I can prove that the function is continuous on $(z,w)$ where $z\neq w$ by showing for any sequence $(z_n,w_n)\rightarrow (z,w)$,
$lim $ $\phi((z_n,w_n))\rightarrow\phi((z,w))$
I can do this since $\exists N\forall n\geq n (Z_n\neq W_n)$
Hence, $lim $ $\phi((z_n,w_n))=lim \frac{f(z_n)-f(w_n)}{z_n-w_n}= \frac{f(z)-f(w)}{z-w}$
However, Im stuck at showing continuity when z=w since the function is not always of the same form.
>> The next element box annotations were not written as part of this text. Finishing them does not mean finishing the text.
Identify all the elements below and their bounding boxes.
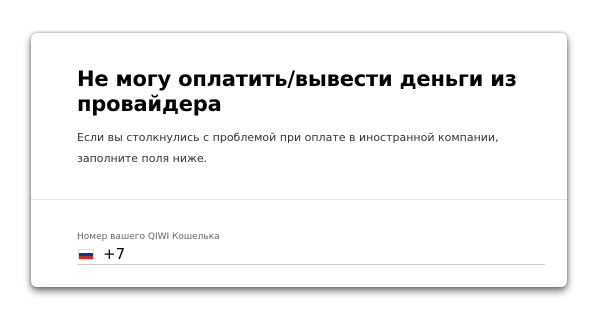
wallet-number-label: Номер вашего QIWI Кошелька xyxy=(77,232,220,242)
form-description: Если вы столкнулись с проблемой при опла… xyxy=(77,131,499,165)
wallet-number-field: Номер вашего QIWI Кошелька xyxy=(77,232,545,265)
support-form-card: Не могу оплатить/вывести деньги из прова… xyxy=(31,33,567,287)
form-header: Не могу оплатить/вывести деньги из прова… xyxy=(31,33,567,199)
divider xyxy=(31,199,567,200)
russia-flag-icon[interactable] xyxy=(78,249,94,260)
flag-stripe-red xyxy=(79,256,93,259)
wallet-number-input[interactable] xyxy=(103,245,533,264)
phone-input-row xyxy=(77,245,545,265)
page-title: Не могу оплатить/вывести деньги из прова… xyxy=(77,67,517,116)
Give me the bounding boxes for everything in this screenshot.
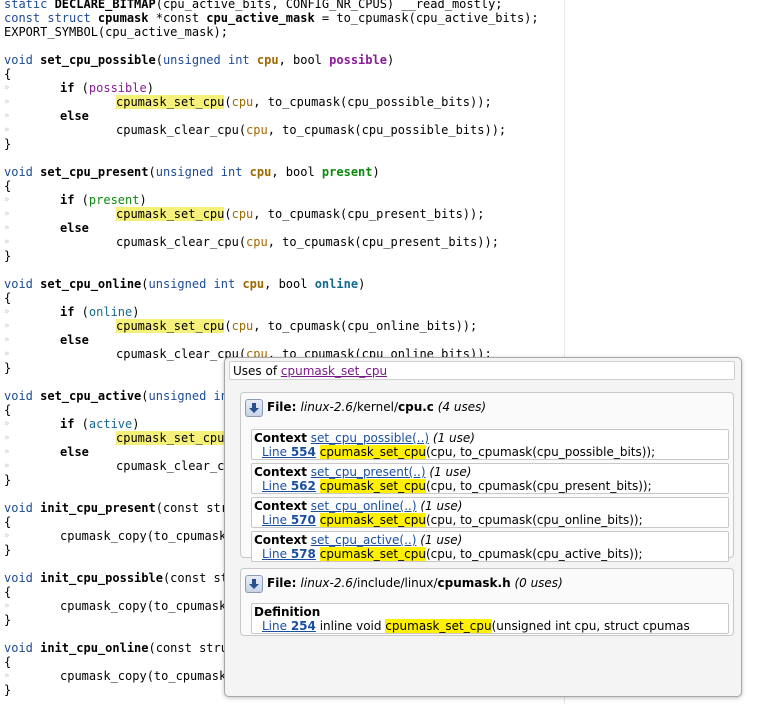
- collapse-arrow-icon[interactable]: [245, 574, 263, 593]
- file-header: File: linux-2.6/include/linux/cpumask.h …: [245, 573, 563, 593]
- code-line-export-symbol: EXPORT_SYMBOL(cpu_active_mask);: [4, 25, 228, 39]
- brace-open: {: [4, 291, 12, 305]
- definition-entry: Definition Line 254 inline void cpumask_…: [251, 603, 729, 634]
- brace-close: }: [4, 137, 12, 151]
- context-link[interactable]: set_cpu_online(..): [311, 499, 417, 513]
- line-link[interactable]: Line 254: [262, 619, 316, 633]
- indent-guide: »: [4, 671, 10, 681]
- indent-guide: »: [4, 349, 10, 359]
- indent-guide: »: [4, 335, 10, 345]
- copy-call: cpumask_copy(to_cpumask: [60, 529, 227, 543]
- func-signature-set-cpu-online: void set_cpu_online(unsigned int cpu, bo…: [4, 277, 366, 291]
- context-entry: Context set_cpu_present(..) (1 use) Line…: [251, 463, 729, 494]
- if-statement: if (possible): [60, 81, 154, 95]
- clear-cpu-call: cpumask_clear_cpu(cpu, to_cpumask(cpu_po…: [116, 123, 507, 137]
- code-line-declare-bitmap: static DECLARE_BITMAP(cpu_active_bits, C…: [4, 0, 503, 11]
- indent-guide: »: [4, 531, 10, 541]
- indent-guide: »: [4, 461, 10, 471]
- context-link[interactable]: set_cpu_possible(..): [311, 431, 429, 445]
- indent-guide: »: [4, 419, 10, 429]
- brace-open: {: [4, 655, 12, 669]
- file-group-cpu-c: File: linux-2.6/kernel/cpu.c (4 uses) Co…: [240, 392, 734, 562]
- if-statement: if (active): [60, 417, 140, 431]
- clear-cpu-call: cpumask_clear_c: [116, 459, 225, 473]
- uses-popup[interactable]: Uses of cpumask_set_cpu File: linux-2.6/…: [224, 357, 742, 697]
- else-keyword: else: [60, 109, 89, 123]
- line-link[interactable]: Line 562: [262, 479, 316, 493]
- file-group-cpumask-h: File: linux-2.6/include/linux/cpumask.h …: [240, 568, 734, 636]
- set-cpu-call: cpumask_set_cpu: [116, 431, 225, 445]
- indent-guide: »: [4, 321, 10, 331]
- indent-guide: »: [4, 97, 10, 107]
- brace-open: {: [4, 179, 12, 193]
- indent-guide: »: [4, 433, 10, 443]
- indent-guide: »: [4, 83, 10, 93]
- brace-open: {: [4, 403, 12, 417]
- if-statement: if (present): [60, 193, 147, 207]
- brace-open: {: [4, 515, 12, 529]
- func-signature-set-cpu-possible: void set_cpu_possible(unsigned int cpu, …: [4, 53, 395, 67]
- file-header: File: linux-2.6/kernel/cpu.c (4 uses): [245, 397, 486, 417]
- brace-close: }: [4, 473, 12, 487]
- brace-close: }: [4, 613, 12, 627]
- popup-title: Uses of cpumask_set_cpu: [229, 361, 735, 380]
- indent-guide: »: [4, 125, 10, 135]
- indent-guide: »: [4, 237, 10, 247]
- func-signature-set-cpu-active: void set_cpu_active(unsigned int: [4, 389, 236, 403]
- copy-call: cpumask_copy(to_cpumask: [60, 599, 227, 613]
- context-entry: Context set_cpu_possible(..) (1 use) Lin…: [251, 429, 729, 460]
- func-signature-init-cpu-online: void init_cpu_online(const stru: [4, 641, 228, 655]
- indent-guide: »: [4, 601, 10, 611]
- code-line-cpu-active-mask: const struct cpumask *const cpu_active_m…: [4, 11, 539, 25]
- set-cpu-call: cpumask_set_cpu(cpu, to_cpumask(cpu_pres…: [116, 207, 485, 221]
- context-link[interactable]: set_cpu_active(..): [311, 533, 417, 547]
- copy-call: cpumask_copy(to_cpumask: [60, 669, 227, 683]
- else-keyword: else: [60, 333, 89, 347]
- context-entry: Context set_cpu_online(..) (1 use) Line …: [251, 497, 729, 528]
- line-link[interactable]: Line 578: [262, 547, 316, 561]
- indent-guide: »: [4, 209, 10, 219]
- set-cpu-call: cpumask_set_cpu(cpu, to_cpumask(cpu_onli…: [116, 319, 478, 333]
- indent-guide: »: [4, 307, 10, 317]
- context-entry: Context set_cpu_active(..) (1 use) Line …: [251, 531, 729, 562]
- if-statement: if (online): [60, 305, 140, 319]
- context-link[interactable]: set_cpu_present(..): [311, 465, 426, 479]
- brace-close: }: [4, 683, 12, 697]
- collapse-arrow-icon[interactable]: [245, 398, 263, 417]
- brace-close: }: [4, 249, 12, 263]
- symbol-link[interactable]: cpumask_set_cpu: [281, 364, 387, 378]
- indent-guide: »: [4, 111, 10, 121]
- indent-guide: »: [4, 195, 10, 205]
- func-signature-init-cpu-possible: void init_cpu_possible(const st: [4, 571, 228, 585]
- brace-close: }: [4, 543, 12, 557]
- popup-title-prefix: Uses of: [233, 364, 281, 378]
- clear-cpu-call: cpumask_clear_cpu(cpu, to_cpumask(cpu_pr…: [116, 235, 499, 249]
- else-keyword: else: [60, 445, 89, 459]
- brace-close: }: [4, 361, 12, 375]
- indent-guide: »: [4, 223, 10, 233]
- set-cpu-call: cpumask_set_cpu(cpu, to_cpumask(cpu_poss…: [116, 95, 492, 109]
- else-keyword: else: [60, 221, 89, 235]
- line-link[interactable]: Line 554: [262, 445, 316, 459]
- func-signature-init-cpu-present: void init_cpu_present(const stru: [4, 501, 236, 515]
- line-link[interactable]: Line 570: [262, 513, 316, 527]
- indent-guide: »: [4, 447, 10, 457]
- func-signature-set-cpu-present: void set_cpu_present(unsigned int cpu, b…: [4, 165, 380, 179]
- brace-open: {: [4, 67, 12, 81]
- brace-open: {: [4, 585, 12, 599]
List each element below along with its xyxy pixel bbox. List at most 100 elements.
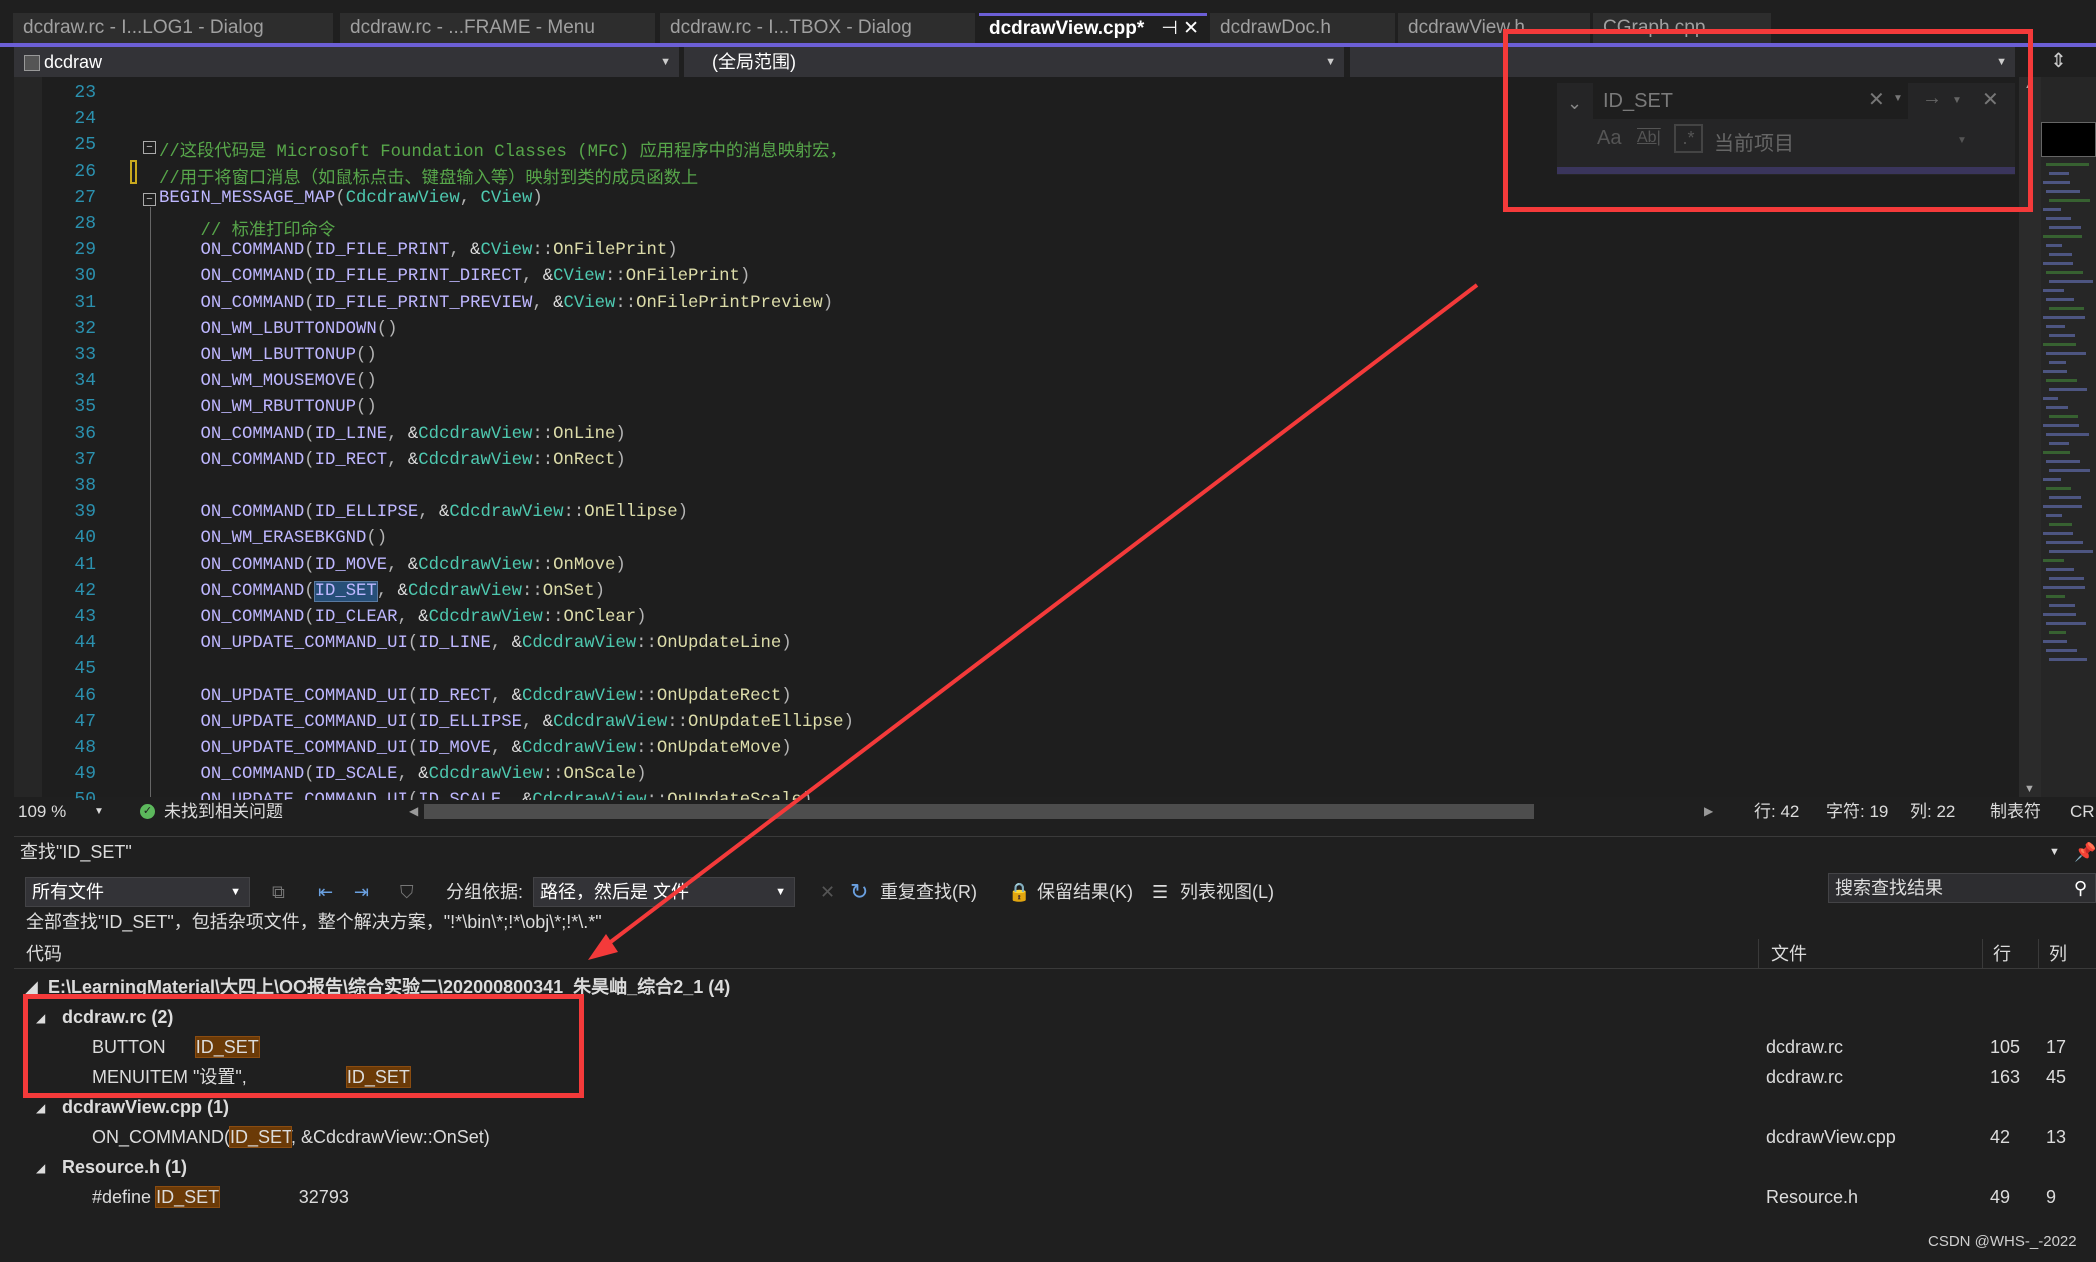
tab-5[interactable]: dcdrawView.h <box>1398 13 1590 43</box>
minimap[interactable] <box>2041 77 2096 797</box>
issues-status[interactable]: 未找到相关问题 <box>164 800 283 823</box>
member-dropdown[interactable]: ▼ <box>1350 47 2015 77</box>
scope-dropdown[interactable]: (全局范围) ▼ <box>684 47 1344 77</box>
expand-icon[interactable]: ◢ <box>36 1093 45 1123</box>
stop-icon[interactable]: ✕ <box>820 877 835 907</box>
result-item[interactable]: ON_COMMAND(ID_SET, &CdcdrawView::OnSet) … <box>14 1122 2096 1152</box>
code-line[interactable]: ON_WM_LBUTTONUP() <box>159 346 376 365</box>
code-line[interactable]: // 标准打印命令 <box>159 215 335 241</box>
code-line[interactable]: //这段代码是 Microsoft Foundation Classes (MF… <box>159 136 847 162</box>
find-next-icon[interactable]: → <box>1922 87 1942 110</box>
filter-icon[interactable]: ⛉ <box>400 877 414 907</box>
pin-close-icon[interactable]: ⊣ ✕ <box>1161 16 1199 42</box>
code-line[interactable]: ON_WM_RBUTTONUP() <box>159 398 376 417</box>
search-scope[interactable]: 当前项目 <box>1714 127 1794 156</box>
keep-results-button[interactable]: 保留结果(K) <box>1037 877 1133 907</box>
scroll-down-icon[interactable]: ▼ <box>2024 783 2035 795</box>
scroll-up-icon[interactable]: ▲ <box>2024 79 2035 91</box>
panel-menu-icon[interactable]: ▼ <box>2049 837 2060 867</box>
code-line[interactable]: ON_COMMAND(ID_FILE_PRINT_PREVIEW, &CView… <box>159 294 833 313</box>
line-indicator[interactable]: 行: 42 <box>1754 800 1799 823</box>
repeat-find-button[interactable]: 重复查找(R) <box>880 877 977 907</box>
code-line[interactable]: ON_COMMAND(ID_LINE, &CdcdrawView::OnLine… <box>159 425 625 444</box>
scroll-left-icon[interactable]: ◀ <box>409 800 418 823</box>
code-line[interactable]: ON_COMMAND(ID_ELLIPSE, &CdcdrawView::OnE… <box>159 503 687 522</box>
tab-3[interactable]: dcdrawView.cpp* ⊣ ✕ <box>979 13 1207 43</box>
match-case-toggle[interactable]: Aa <box>1597 127 1621 150</box>
split-editor-icon[interactable]: ⇕ <box>2050 48 2067 73</box>
result-item[interactable]: BUTTON ID_SET dcdraw.rc 105 17 <box>14 1032 2096 1062</box>
code-line[interactable]: ON_COMMAND(ID_CLEAR, &CdcdrawView::OnCle… <box>159 608 646 627</box>
code-line[interactable]: ON_WM_ERASEBKGND() <box>159 529 387 548</box>
clear-icon[interactable]: ✕ <box>1868 87 1885 112</box>
scroll-right-icon[interactable]: ▶ <box>1704 800 1713 823</box>
code-line[interactable]: ON_COMMAND(ID_FILE_PRINT_DIRECT, &CView:… <box>159 267 750 286</box>
minimap-viewport[interactable] <box>2041 122 2096 157</box>
result-group[interactable]: ◢ dcdraw.rc (2) <box>14 1002 2096 1032</box>
tab-4[interactable]: dcdrawDoc.h <box>1210 13 1395 43</box>
result-item[interactable]: MENUITEM "设置", ID_SET dcdraw.rc 163 45 <box>14 1062 2096 1092</box>
list-view-button[interactable]: 列表视图(L) <box>1180 877 1274 907</box>
previous-result-icon[interactable]: ⇤ <box>318 877 333 907</box>
code-line[interactable]: BEGIN_MESSAGE_MAP(CdcdrawView, CView) <box>159 189 543 208</box>
list-view-icon[interactable]: ☰ <box>1152 877 1168 907</box>
line-ending[interactable]: CR <box>2070 800 2095 823</box>
find-options-icon[interactable]: ▼ <box>1952 95 1962 106</box>
expand-replace-icon[interactable]: ⌄ <box>1567 93 1582 114</box>
refresh-icon[interactable]: ↻ <box>850 877 868 907</box>
group-by-select[interactable]: 路径，然后是 文件 ▼ <box>533 877 795 907</box>
group-name: dcdraw.rc (2) <box>62 1007 174 1027</box>
tab-2[interactable]: dcdraw.rc - I...TBOX - Dialog <box>660 13 975 43</box>
collapse-icon[interactable]: − <box>143 193 156 206</box>
expand-icon[interactable]: ◢ <box>24 972 38 1002</box>
result-group[interactable]: ◢ dcdrawView.cpp (1) <box>14 1092 2096 1122</box>
zoom-level[interactable]: 109 % <box>18 800 66 823</box>
find-input[interactable]: ID_SET ✕ ▼ <box>1593 83 1908 119</box>
code-line[interactable]: ON_COMMAND(ID_MOVE, &CdcdrawView::OnMove… <box>159 556 625 575</box>
code-line[interactable]: ON_WM_LBUTTONDOWN() <box>159 320 397 339</box>
vertical-scrollbar[interactable]: ▲ ▼ <box>2019 77 2041 797</box>
tab-0[interactable]: dcdraw.rc - I...LOG1 - Dialog <box>13 13 333 43</box>
whole-word-toggle[interactable]: Ab| <box>1637 129 1661 147</box>
result-group[interactable]: ◢ Resource.h (1) <box>14 1152 2096 1182</box>
horizontal-scrollbar-thumb[interactable] <box>424 804 1534 819</box>
code-line[interactable]: ON_WM_MOUSEMOVE() <box>159 372 376 391</box>
result-root[interactable]: ◢ E:\LearningMaterial\大四上\OO报告\综合实验二\2020… <box>14 972 2096 1002</box>
collapse-icon[interactable]: − <box>143 141 156 154</box>
minimap-line <box>2049 469 2090 472</box>
project-dropdown[interactable]: dcdraw ▼ <box>14 47 679 77</box>
code-line[interactable]: ON_COMMAND(ID_SCALE, &CdcdrawView::OnSca… <box>159 765 646 784</box>
next-result-icon[interactable]: ⇥ <box>354 877 369 907</box>
close-icon[interactable]: ✕ <box>1982 87 1999 112</box>
scope-select[interactable]: 所有文件 ▼ <box>25 877 250 907</box>
code-line[interactable]: ON_COMMAND(ID_RECT, &CdcdrawView::OnRect… <box>159 451 625 470</box>
result-item[interactable]: #define ID_SET 32793 Resource.h 49 9 <box>14 1182 2096 1212</box>
lock-icon[interactable]: 🔒 <box>1008 877 1030 907</box>
tab-6[interactable]: CGraph.cpp <box>1593 13 1771 43</box>
indent-mode[interactable]: 制表符 <box>1990 800 2041 823</box>
search-icon[interactable]: ⚲ <box>2074 874 2087 902</box>
code-line[interactable]: ON_UPDATE_COMMAND_UI(ID_ELLIPSE, &Cdcdra… <box>159 713 853 732</box>
code-line[interactable]: ON_UPDATE_COMMAND_UI(ID_RECT, &CdcdrawVi… <box>159 687 791 706</box>
find-widget-border <box>1557 167 2015 174</box>
history-dropdown-icon[interactable]: ▼ <box>1893 93 1903 104</box>
column-line[interactable]: 行 <box>1982 939 2011 969</box>
copy-icon[interactable]: ⧉ <box>272 877 285 907</box>
column-col[interactable]: 列 <box>2038 939 2067 969</box>
line-number: 40 <box>74 528 96 549</box>
expand-icon[interactable]: ◢ <box>36 1003 45 1033</box>
chevron-down-icon[interactable]: ▼ <box>94 800 104 823</box>
column-file[interactable]: 文件 <box>1758 939 1807 969</box>
tab-1[interactable]: dcdraw.rc - ...FRAME - Menu <box>340 13 655 43</box>
code-line[interactable]: ON_UPDATE_COMMAND_UI(ID_MOVE, &CdcdrawVi… <box>159 739 791 758</box>
pin-icon[interactable]: 📌 <box>2074 837 2096 867</box>
chevron-down-icon[interactable]: ▼ <box>1957 135 1967 146</box>
code-line[interactable]: ON_UPDATE_COMMAND_UI(ID_LINE, &CdcdrawVi… <box>159 634 791 653</box>
code-line[interactable]: ON_COMMAND(ID_FILE_PRINT, &CView::OnFile… <box>159 241 677 260</box>
expand-icon[interactable]: ◢ <box>36 1153 45 1183</box>
search-results-input[interactable]: 搜索查找结果 ⚲ <box>1828 873 2096 903</box>
column-code[interactable]: 代码 <box>26 939 62 969</box>
code-line[interactable]: //用于将窗口消息（如鼠标点击、键盘输入等）映射到类的成员函数上 <box>159 163 698 189</box>
regex-toggle[interactable]: .* <box>1674 124 1703 153</box>
code-line[interactable]: ON_COMMAND(ID_SET, &CdcdrawView::OnSet) <box>159 580 605 602</box>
I can't seem to provide epsilon proof as well.
Any solutions?
If $(z_n,w_n) \to (z,z)$ then $z_n \to z$ and $w_n \to z$. Assume first that $z_n\neq w_n$ for all $n$. Now $\frac {f(z_n)-f(w_n)} {z_n-w_n}=\frac 1 {z_n-w_n} \int_L f'(\zeta) \, d\zeta$ where $L$ is the line segment from $z_n$ to $w_n$. Continuity of $f'$ makes it easy to see that $\frac {f(z_n)-f(w_n)} {z_n-w_n} \to f'(z)$: $|\frac 1 {z_n-w_n} \int_L f'(\zeta) \, d\zeta - f'(z)|=|\frac 1 {z_n-w_n} \int_L \{f'(\zeta)-f'(z)\} \, d\zeta $. Given $\epsilon >0$ choose $\delta >0$ such that $|f'(\zeta)-f'(z)|<\epsilon$ if $|\zeta -z| <\delta$. Note that if $n$ is sufficiently large then $|\zeta -z| <\delta$ for all points $\zeta$ on the line $L$. Hence $|\frac 1 {z_n-w_n} \int_L f'(\zeta) \, d\zeta - f'(z)| <\epsilon$ for $n$ large enough. Now if $z_n=w_n$ for all $n$ then $\phi (z_n,w_n)=f'(z_n) \to f'(z)=\phi (z,z)$. Finally any sequence $(z_n,w_n)$ converging to $(z,z)$ can be split into (at most) two subsequences of the two types we have considered.